The question is whether or not the sampling process reduces the information that actually makes it to your brain.

There are too many things being conflated here... I mean, it should be very obvious to anyone that the recording and playback process as a whole does change the information that actually makes it to your brain.

Our real question: Does the A/D to storage to DAC process change the information content of a signal.

Of course the answer is yes, it does, a lot. But, re Nyquist-Shannon, with appropriate constraints certain aspects can be maintained. Using our understanding of how the ear works, we then choose constraints and proceed to build systems.

We need the sinc function to restore the signal to it's original spectrum.

You don't need a sinc function, you need the time domain version of it, called a zero order hold (or rect function if you like).

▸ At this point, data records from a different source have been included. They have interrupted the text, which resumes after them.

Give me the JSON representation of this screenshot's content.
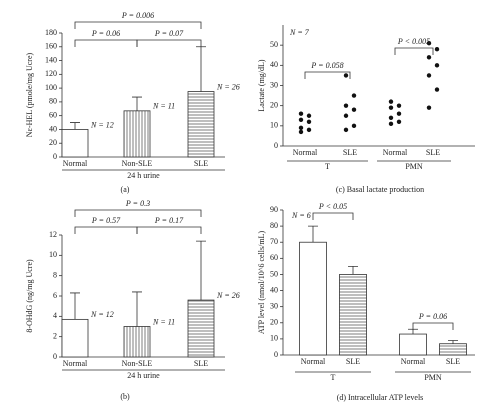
{
  "chart_data": [
    {
      "type": "bar",
      "ylabel": "Nε-HEL (pmole/mg Ucre)",
      "categories": [
        "Normal",
        "Non-SLE",
        "SLE"
      ],
      "values": [
        40,
        67,
        95
      ],
      "errors": [
        10,
        20,
        65
      ],
      "n_labels": [
        "N = 12",
        "N = 11",
        "N = 26"
      ],
      "annotations": [
        "P = 0.006",
        "P = 0.06",
        "P = 0.07"
      ],
      "xlabel": "24 h urine",
      "caption": "(a)",
      "ylim": [
        0,
        180
      ],
      "yticks": [
        0,
        20,
        40,
        60,
        80,
        100,
        120,
        140,
        160,
        180
      ]
    },
    {
      "type": "strip",
      "ylabel": "Lactate (mg/dL)",
      "categories": [
        "Normal",
        "SLE",
        "Normal",
        "SLE"
      ],
      "groups": [
        "T",
        "PMN"
      ],
      "values": [
        [
          16,
          15,
          13,
          12,
          9,
          8,
          7
        ],
        [
          35,
          25,
          20,
          18,
          15,
          10,
          8
        ],
        [
          22,
          20,
          19,
          16,
          14,
          12,
          11
        ],
        [
          51,
          48,
          44,
          40,
          35,
          28,
          19
        ]
      ],
      "n_label": "N = 7",
      "annotations": [
        "P = 0.058",
        "P < 0.005"
      ],
      "caption": "(c) Basal lactate production",
      "ylim": [
        0,
        60
      ],
      "yticks": [
        0,
        10,
        20,
        30,
        40,
        50
      ]
    },
    {
      "type": "bar",
      "ylabel": "8-OHdG (ng/mg Ucre)",
      "categories": [
        "Normal",
        "Non-SLE",
        "SLE"
      ],
      "values": [
        3.7,
        3.0,
        5.6
      ],
      "errors": [
        2.6,
        3.4,
        5.8
      ],
      "n_labels": [
        "N = 12",
        "N = 11",
        "N = 26"
      ],
      "annotations": [
        "P = 0.3",
        "P = 0.57",
        "P = 0.17"
      ],
      "xlabel": "24 h urine",
      "caption": "(b)",
      "ylim": [
        0,
        12
      ],
      "yticks": [
        0,
        2,
        4,
        6,
        8,
        10,
        12
      ]
    },
    {
      "type": "bar",
      "ylabel": "ATP level (nmol/10^6 cells/mL)",
      "categories": [
        "Normal",
        "SLE",
        "Normal",
        "SLE"
      ],
      "groups": [
        "T",
        "PMN"
      ],
      "values": [
        70,
        50,
        13,
        7
      ],
      "errors": [
        10,
        5,
        3,
        2
      ],
      "n_label": "N = 6",
      "annotations": [
        "P < 0.05",
        "P = 0.06"
      ],
      "caption": "(d) Intracellular ATP levels",
      "ylim": [
        0,
        90
      ],
      "yticks": [
        0,
        10,
        20,
        30,
        40,
        50,
        60,
        70,
        80,
        90
      ]
    }
  ]
}
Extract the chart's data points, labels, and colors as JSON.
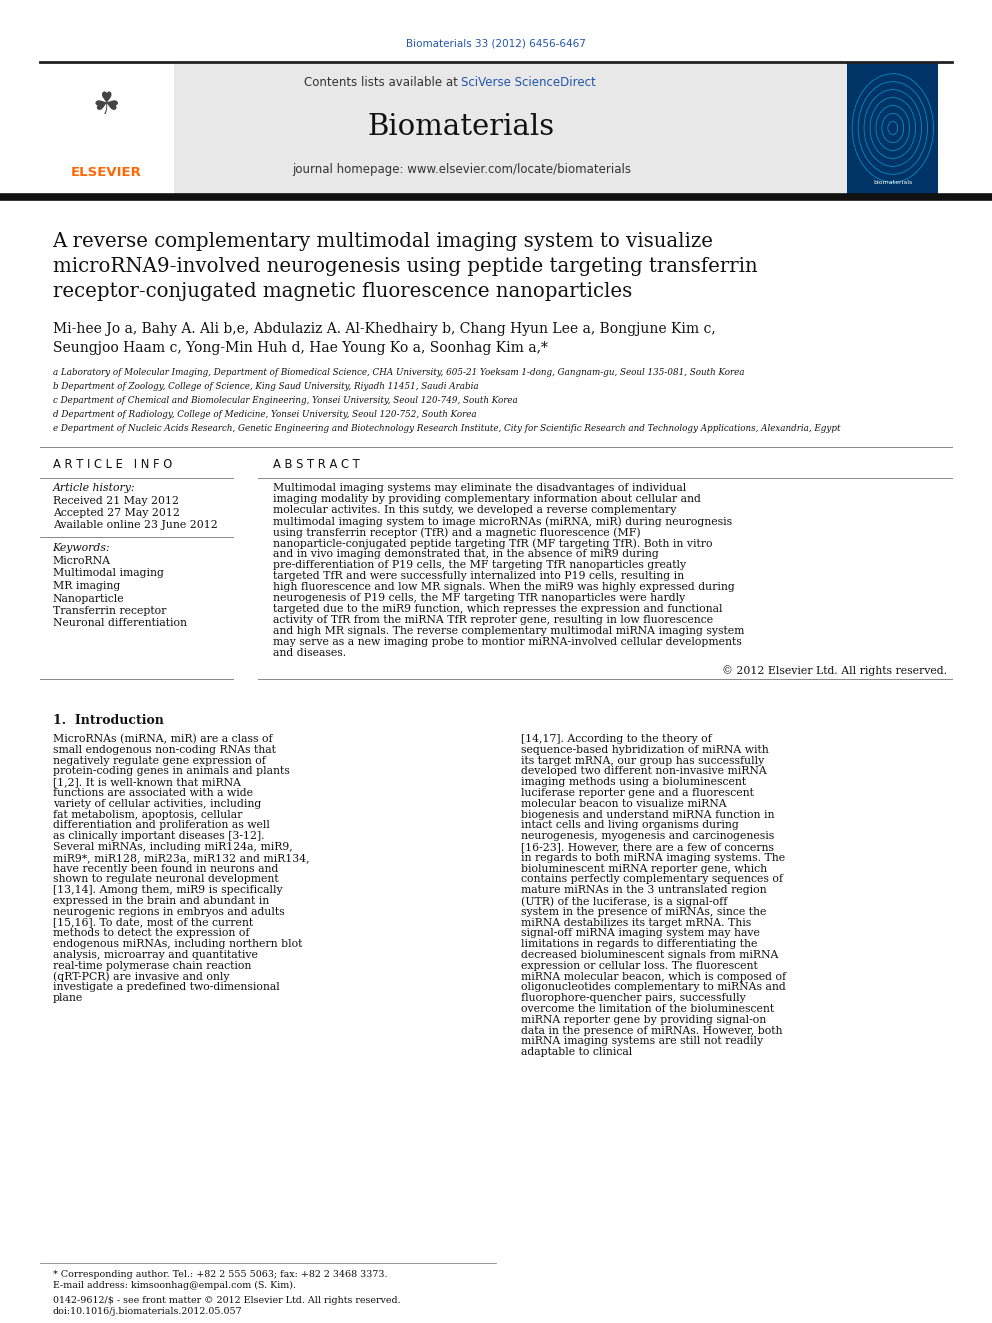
{
  "page_width": 9.92,
  "page_height": 13.23,
  "bg_color": "#ffffff",
  "journal_ref": "Biomaterials 33 (2012) 6456-6467",
  "journal_ref_color": "#2255aa",
  "header_bg": "#e8e8e8",
  "contents_text": "Contents lists available at ",
  "sciverse_text": "SciVerse ScienceDirect",
  "sciverse_color": "#2255aa",
  "journal_title": "Biomaterials",
  "journal_homepage": "journal homepage: www.elsevier.com/locate/biomaterials",
  "paper_title_line1": "A reverse complementary multimodal imaging system to visualize",
  "paper_title_line2": "microRNA9-involved neurogenesis using peptide targeting transferrin",
  "paper_title_line3": "receptor-conjugated magnetic fluorescence nanoparticles",
  "authors_line1": "Mi-hee Jo a, Bahy A. Ali b,e, Abdulaziz A. Al-Khedhairy b, Chang Hyun Lee a, Bongjune Kim c,",
  "authors_line2": "Seungjoo Haam c, Yong-Min Huh d, Hae Young Ko a, Soonhag Kim a,*",
  "aff_a": "a Laboratory of Molecular Imaging, Department of Biomedical Science, CHA University, 605-21 Yoeksam 1-dong, Gangnam-gu, Seoul 135-081, South Korea",
  "aff_b": "b Department of Zoology, College of Science, King Saud University, Riyadh 11451, Saudi Arabia",
  "aff_c": "c Department of Chemical and Biomolecular Engineering, Yonsei University, Seoul 120-749, South Korea",
  "aff_d": "d Department of Radiology, College of Medicine, Yonsei University, Seoul 120-752, South Korea",
  "aff_e": "e Department of Nucleic Acids Research, Genetic Engineering and Biotechnology Research Institute, City for Scientific Research and Technology Applications, Alexandria, Egypt",
  "article_info_header": "A R T I C L E   I N F O",
  "abstract_header": "A B S T R A C T",
  "article_history": "Article history:",
  "received": "Received 21 May 2012",
  "accepted": "Accepted 27 May 2012",
  "available": "Available online 23 June 2012",
  "keywords_header": "Keywords:",
  "keywords": [
    "MicroRNA",
    "Multimodal imaging",
    "MR imaging",
    "Nanoparticle",
    "Transferrin receptor",
    "Neuronal differentiation"
  ],
  "abstract_text": "Multimodal imaging systems may eliminate the disadvantages of individual imaging modality by providing complementary information about cellular and molecular activites. In this sutdy, we developed a reverse complementary multimodal imaging system to image microRNAs (miRNA, miR) during neurognesis using transferrin receptor (TfR) and a magnetic fluorescence (MF) nanoparticle-conjugated peptide targeting TfR (MF targeting TfR). Both in vitro and in vivo imaging demonstrated that, in the absence of miR9 during pre-differentiation of P19 cells, the MF targeting TfR nanoparticles greatly targeted TfR and were successfully internalized into P19 cells, resulting in high fluorescence and low MR signals. When the miR9 was highly expressed during neurogenesis of P19 cells, the MF targeting TfR nanoparticles were hardly targeted due to the miR9 function, which represses the expression and functional activity of TfR from the miRNA TfR reproter gene, resulting in low fluorescence and high MR signals. The reverse complementary multimodal miRNA imaging system may serve as a new imaging probe to montior miRNA-involved cellular developments and diseases.",
  "copyright": "© 2012 Elsevier Ltd. All rights reserved.",
  "intro_header": "1.  Introduction",
  "intro_text_left": "MicroRNAs (miRNA, miR) are a class of small endogenous non-coding RNAs that negatively regulate gene expression of protein-coding genes in animals and plants [1,2]. It is well-known that miRNA functions are associated with a wide variety of cellular activities, including fat metabolism, apoptosis, cellular differentiation and proliferation as well as clinically important diseases [3-12]. Several miRNAs, including miR124a, miR9, miR9*, miR128, miR23a, miR132 and miR134, have recently been found in neurons and shown to regulate neuronal development [13,14]. Among them, miR9 is specifically expressed in the brain and abundant in neurogenic regions in embryos and adults [15,16]. To date, most of the current methods to detect the expression of endogenous miRNAs, including northern blot analysis, microarray and quantitative real-time polymerase chain reaction (qRT-PCR) are invasive and only investigate a predefined two-dimensional plane",
  "intro_text_right": "[14,17]. According to the theory of sequence-based hybridization of miRNA with its target mRNA, our group has successfully developed two different non-invasive miRNA imaging methods using a bioluminescent luciferase reporter gene and a fluorescent molecular beacon to visualize miRNA biogenesis and understand miRNA function in intact cells and living organisms during neurogenesis, myogenesis and carcinogenesis [16-23]. However, there are a few of concerns in regards to both miRNA imaging systems. The bioluminescent miRNA reporter gene, which contains perfectly complementary sequences of mature miRNAs in the 3 untranslated region (UTR) of the luciferase, is a signal-off system in the presence of miRNAs, since the miRNA destabilizes its target mRNA. This signal-off miRNA imaging system may have limitations in regards to differentiating the decreased bioluminescent signals from miRNA expression or cellular loss. The fluorescent miRNA molecular beacon, which is composed of oligonucleotides complementary to miRNAs and fluorophore-quencher pairs, successfully overcome the limitation of the bioluminescent miRNA reporter gene by providing signal-on data in the presence of miRNAs. However, both miRNA imaging systems are still not readily adaptable to clinical",
  "footer_text": "* Corresponding author. Tel.: +82 2 555 5063; fax: +82 2 3468 3373.",
  "footer_email": "E-mail address: kimsoonhag@empal.com (S. Kim).",
  "footer_issn": "0142-9612/$ - see front matter © 2012 Elsevier Ltd. All rights reserved.",
  "footer_doi": "doi:10.1016/j.biomaterials.2012.05.057",
  "elsevier_color": "#FF6600",
  "divider_color": "#333333"
}
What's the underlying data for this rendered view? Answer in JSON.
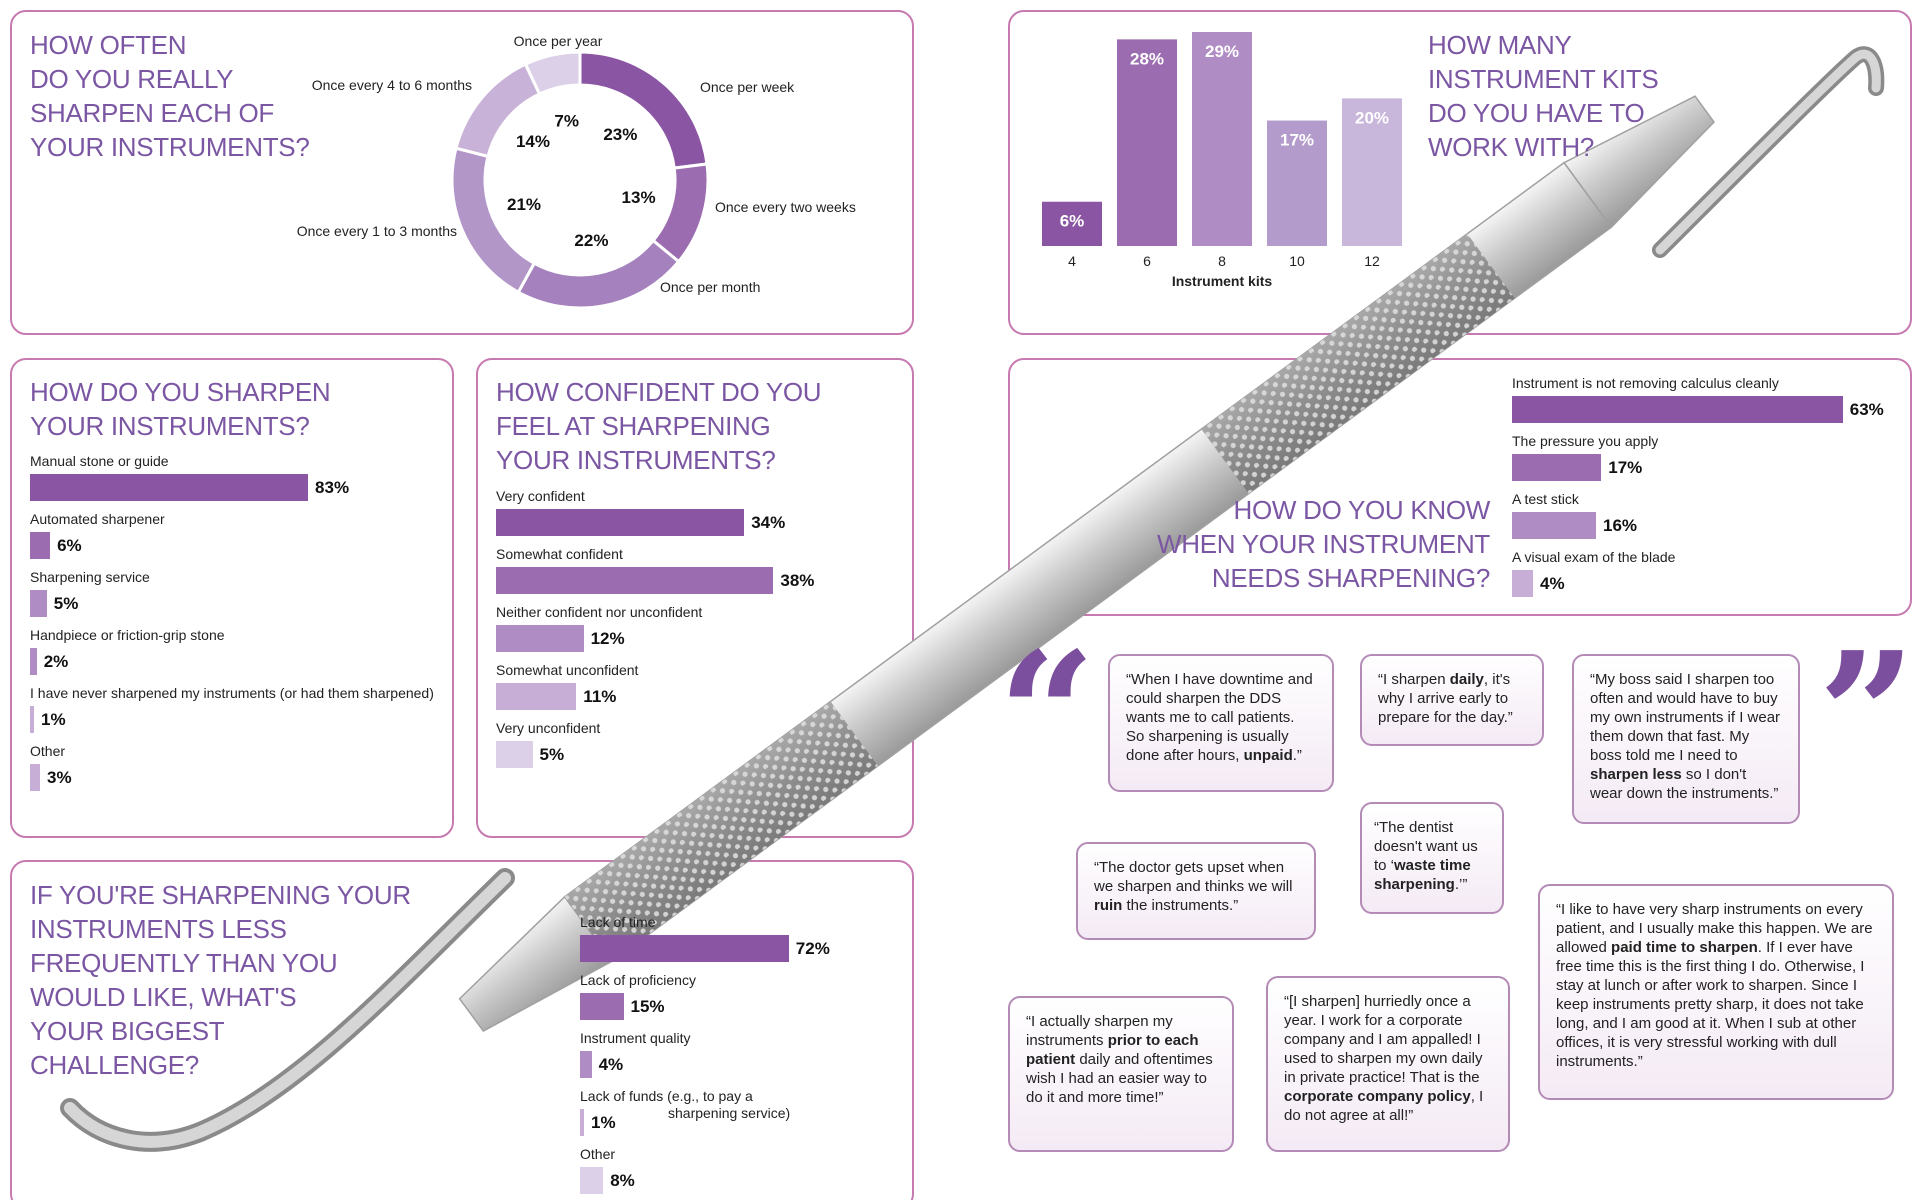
{
  "colors": {
    "border": "#c77ab0",
    "title": "#7b56a3",
    "shades": [
      "#8a56a3",
      "#9b6cb0",
      "#b08cc4",
      "#c6aed6",
      "#dcd0e8"
    ]
  },
  "frequency": {
    "title_lines": [
      "HOW OFTEN",
      "DO YOU REALLY",
      "SHARPEN EACH OF",
      "YOUR INSTRUMENTS?"
    ]
  },
  "kits": {
    "title_lines": [
      "HOW MANY",
      "INSTRUMENT KITS",
      "DO YOU HAVE TO",
      "WORK WITH?"
    ]
  },
  "method": {
    "title_lines": [
      "HOW DO YOU SHARPEN",
      "YOUR INSTRUMENTS?"
    ],
    "items": [
      {
        "label": "Manual stone or guide",
        "value": 83,
        "pct": "83%"
      },
      {
        "label": "Automated sharpener",
        "value": 6,
        "pct": "6%"
      },
      {
        "label": "Sharpening service",
        "value": 5,
        "pct": "5%"
      },
      {
        "label": "Handpiece or friction-grip stone",
        "value": 2,
        "pct": "2%"
      },
      {
        "label": "I have never sharpened my instruments (or had them sharpened)",
        "value": 1,
        "pct": "1%"
      },
      {
        "label": "Other",
        "value": 3,
        "pct": "3%"
      }
    ]
  },
  "confidence": {
    "title_lines": [
      "HOW CONFIDENT DO YOU",
      "FEEL AT SHARPENING",
      "YOUR  INSTRUMENTS?"
    ],
    "items": [
      {
        "label": "Very confident",
        "value": 34,
        "pct": "34%"
      },
      {
        "label": "Somewhat confident",
        "value": 38,
        "pct": "38%"
      },
      {
        "label": "Neither confident nor unconfident",
        "value": 12,
        "pct": "12%"
      },
      {
        "label": "Somewhat unconfident",
        "value": 11,
        "pct": "11%"
      },
      {
        "label": "Very unconfident",
        "value": 5,
        "pct": "5%"
      }
    ]
  },
  "knowing": {
    "title_lines": [
      "HOW DO YOU KNOW",
      "WHEN YOUR INSTRUMENT",
      "NEEDS SHARPENING?"
    ],
    "items": [
      {
        "label": "Instrument is not removing calculus cleanly",
        "value": 63,
        "pct": "63%"
      },
      {
        "label": "The pressure you apply",
        "value": 17,
        "pct": "17%"
      },
      {
        "label": "A test stick",
        "value": 16,
        "pct": "16%"
      },
      {
        "label": "A visual exam of the blade",
        "value": 4,
        "pct": "4%"
      }
    ]
  },
  "challenge": {
    "title_lines": [
      "IF YOU'RE SHARPENING YOUR",
      "INSTRUMENTS LESS",
      "FREQUENTLY THAN YOU",
      "WOULD LIKE, WHAT'S",
      "YOUR BIGGEST",
      "CHALLENGE?"
    ],
    "items": [
      {
        "label": "Lack of time",
        "value": 72,
        "pct": "72%"
      },
      {
        "label": "Lack of proficiency",
        "value": 15,
        "pct": "15%"
      },
      {
        "label": "Instrument quality",
        "value": 4,
        "pct": "4%"
      },
      {
        "label": "Lack of funds (e.g., to pay a",
        "label2": "sharpening service)",
        "value": 1,
        "pct": "1%"
      },
      {
        "label": "Other",
        "value": 8,
        "pct": "8%"
      }
    ]
  },
  "quotes": {
    "q1": {
      "pre": "“When I have downtime and could sharpen the DDS wants me to call patients. So sharpening is usually done after hours, ",
      "bold": "unpaid",
      "post": ".”"
    },
    "q2": {
      "pre": "“I sharpen ",
      "bold": "daily",
      "post": ", it's why I arrive early to prepare for the day.”"
    },
    "q3": {
      "pre": "“My boss said I sharpen too often and would have to buy my own instruments if I wear them down that fast. My boss told me I need to ",
      "bold": "sharpen less",
      "post": " so I don't wear down the instruments.”"
    },
    "q4": {
      "pre": "“The doctor gets upset when we sharpen and thinks we will ",
      "bold": "ruin",
      "post": " the instruments.”"
    },
    "q5": {
      "pre": "“The dentist doesn't want us to ‘",
      "bold": "waste time sharpening",
      "post": ".’”"
    },
    "q6": {
      "pre": "“I like to have very sharp instruments on every patient, and I usually make this happen. We are allowed ",
      "bold": "paid time to sharpen",
      "post": ". If I ever have free time this is the first thing I do. Otherwise, I stay at lunch or after work to sharpen. Since I keep instruments pretty sharp, it does not take long, and I am good at it. When I sub at other offices, it is very stressful working with dull instruments.”"
    },
    "q7": {
      "pre": "“I actually sharpen my instruments ",
      "bold": "prior to each patient",
      "post": " daily and oftentimes wish I had an easier way to do it and more time!”"
    },
    "q8": {
      "pre": "“[I sharpen] hurriedly once a year. I work for a corporate company and I am appalled! I used to sharpen my own daily in private practice! That is the ",
      "bold": "corporate company policy",
      "post": ", I do not agree at all!”"
    }
  },
  "quote_marks": {
    "open": "“",
    "close": "”"
  },
  "chart_data": [
    {
      "type": "pie",
      "title": "HOW OFTEN DO YOU REALLY SHARPEN EACH OF YOUR INSTRUMENTS?",
      "categories": [
        "Once per week",
        "Once every two weeks",
        "Once per month",
        "Once every 1 to 3 months",
        "Once every 4 to 6 months",
        "Once per year"
      ],
      "values": [
        23,
        13,
        22,
        21,
        14,
        7
      ],
      "labels": [
        "23%",
        "13%",
        "22%",
        "21%",
        "14%",
        "7%"
      ]
    },
    {
      "type": "bar",
      "title": "HOW MANY INSTRUMENT KITS DO YOU HAVE TO WORK WITH?",
      "categories": [
        "4",
        "6",
        "8",
        "10",
        "12"
      ],
      "values": [
        6,
        28,
        29,
        17,
        20
      ],
      "labels": [
        "6%",
        "28%",
        "29%",
        "17%",
        "20%"
      ],
      "xlabel": "Instrument kits",
      "ylim": [
        0,
        29
      ]
    }
  ]
}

JackFlash did already cover this:
Well, if we get into the real details, the DAC doesn't actually sum up sinc pulses as in the mathematical reconstruction because these pulses are not easily generated in the real world. The DAC does actually output the classic stairsteps you see in typical DAC diagrams. This is known as zero order hold -- you output a sample value and hold it until the next sample.

Mathematically, the zero order hold is the convolution of a dirac impulse with a rectangular pulse. In the frequency domain the transform of a rectangular pulse is the sinc function so the effect of the zero order hold -- the stairsteps -- is to multiply the spectrum of the input waveform by the sinc function.
posted by Chuckles at 1:55 PM on March 10, 2012


Chuckles: that is one kind of dac, the kind with the best time domain response and worst frequency domain response. That the frequency transfer function of a sinc filter is a rectangle is a red herring here. Really, the staircase will ideally in a linear system introduce distortion only above nyquist. In the analog world, where *everything* distorts, you want some lowpass present to get the frequencies right. And the flatter the pass band and sharper the cutoff of the lowpass, the closer it comes to being a sinc filter. But it does mess up phase relations between frequencies to some degree. So as always with audio, you choose between frequency accuracy and time accuracy and probably go with something in between. And keep in mind that even the amp and speaker will act as low pass filters.
posted by idiopath at 2:50 PM on March 10, 2012


Here’s a page from AAS, although the conversation may have moved beyond this point.
posted by bongo_x at 6:36 PM on March 10, 2012 [1 favorite]


This was basically mp3 compression without using digital tech or psychoacoustics (at a much reduced quality but good enough for telephone).

From what I understand, g729a still used vocoder compression, and a lot of the audiobooks on itunes use that codec, too, which is why they sound weird sometimes..
posted by empath at 7:43 PM on March 10, 2012


Neil Young would be improving the listening experience much more by lowering his volume

he gets his main tone through a 15 watt fender deluxe - which then gets sent into the bigger amps to become real loud - so i suspect he understands your viewpoint and follows it
posted by pyramid termite at 7:47 PM on March 10, 2012 [1 favorite]


There were some interesting comments on xiphmont's livejournal post.